I was a middle child, a girl bracketed by two wild and boisterous boys. Is it any wonder I became a tomboy?

I sacrificed for being an interloper. My brothers, when they got BB guns for their birthday, played cowboys and Indian with me. My back got peppered with fiery red spots, like angry pimples, as I ran across the meadow and raced up the mountainside by our summer vacation home.

I received my first black eye from my older brother. He was the rule enforcer when our parents were gone, but they were his rules rather than the family rules, and I did not believe he would actually hit me for changing the television channel. To his credit, he was mortified--or maybe frightened of what our father would do to him when he got home--and immediately retrieved frozen hamburger to put on the swelling and declared I could watch any TV show I wished. The next day I told my classmates I'd run into a door, but my sixth grade teacher saw through the ruse and asked quietly, "Which brother socked you?" I responded with silence, for I'd already learned that sacred tenet of boys: never squeal.

I considered the sacrifices exchanged for the excitement of young male life worthwhile. I still remember our firecracker fights--the acrid smell, the exploding flashes that lit the night, the agonizing screams when a firecracker went off in someone's hand.

Of course life with the boys wasn't all physical violence.

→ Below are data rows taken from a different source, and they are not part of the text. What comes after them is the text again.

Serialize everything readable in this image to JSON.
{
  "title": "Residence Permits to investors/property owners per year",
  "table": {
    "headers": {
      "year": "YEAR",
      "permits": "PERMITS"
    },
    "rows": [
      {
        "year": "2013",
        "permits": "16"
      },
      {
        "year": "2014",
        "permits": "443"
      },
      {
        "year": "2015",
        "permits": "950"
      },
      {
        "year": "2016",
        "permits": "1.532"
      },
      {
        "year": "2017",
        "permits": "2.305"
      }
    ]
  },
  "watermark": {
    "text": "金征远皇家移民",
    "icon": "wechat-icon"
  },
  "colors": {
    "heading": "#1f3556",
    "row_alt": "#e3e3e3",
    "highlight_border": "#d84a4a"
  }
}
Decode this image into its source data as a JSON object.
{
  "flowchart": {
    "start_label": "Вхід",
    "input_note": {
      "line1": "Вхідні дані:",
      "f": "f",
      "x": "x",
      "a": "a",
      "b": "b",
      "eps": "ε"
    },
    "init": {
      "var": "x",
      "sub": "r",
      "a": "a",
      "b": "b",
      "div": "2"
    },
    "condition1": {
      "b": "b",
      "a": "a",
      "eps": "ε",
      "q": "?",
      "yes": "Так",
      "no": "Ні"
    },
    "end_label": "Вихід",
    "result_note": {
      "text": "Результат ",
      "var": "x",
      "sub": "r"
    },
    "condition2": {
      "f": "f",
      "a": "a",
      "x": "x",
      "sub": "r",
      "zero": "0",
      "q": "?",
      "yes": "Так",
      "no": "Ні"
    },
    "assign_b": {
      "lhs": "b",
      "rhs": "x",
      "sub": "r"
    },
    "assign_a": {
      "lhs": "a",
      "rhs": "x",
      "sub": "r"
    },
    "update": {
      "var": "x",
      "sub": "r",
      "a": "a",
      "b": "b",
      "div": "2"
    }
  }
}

I learned to whistle through a blade of grass. I learned to build an Army fort with tree branches and quilts my grandmother made--my mother never forgave us for leaving them out all summer in the humidity until they rotted. I learned to build a pinewood soap box derby car with roller skates for wheels and race fearlessly downhill in front of the college, successfully maneuvering the hairpin curve near the finish line. I learned to cuss. Raw, raunchy, crude. But not within earshot of an adult.

I learned to follow my brothers along Town Creek, from the museum at Sam Houston Park to the gully beside our home. We hid in the culverts and watched dragonflies skim the water and tadpoles scurry like ants just beneath the surface. In the cool shade, we listened to cars and trucks driving by and delighted in our privacy.

At my request, my older brother taught me to smoke. I was fourteen and had just finished the eighth grade. It took me twenty-one years to kick the habit.

I eventually outgrew my tomboy-ness and left behind many of those habits. I can't whistle worth a damn anymore. There is a silver lining, though. I can write with some authority from the male point of view.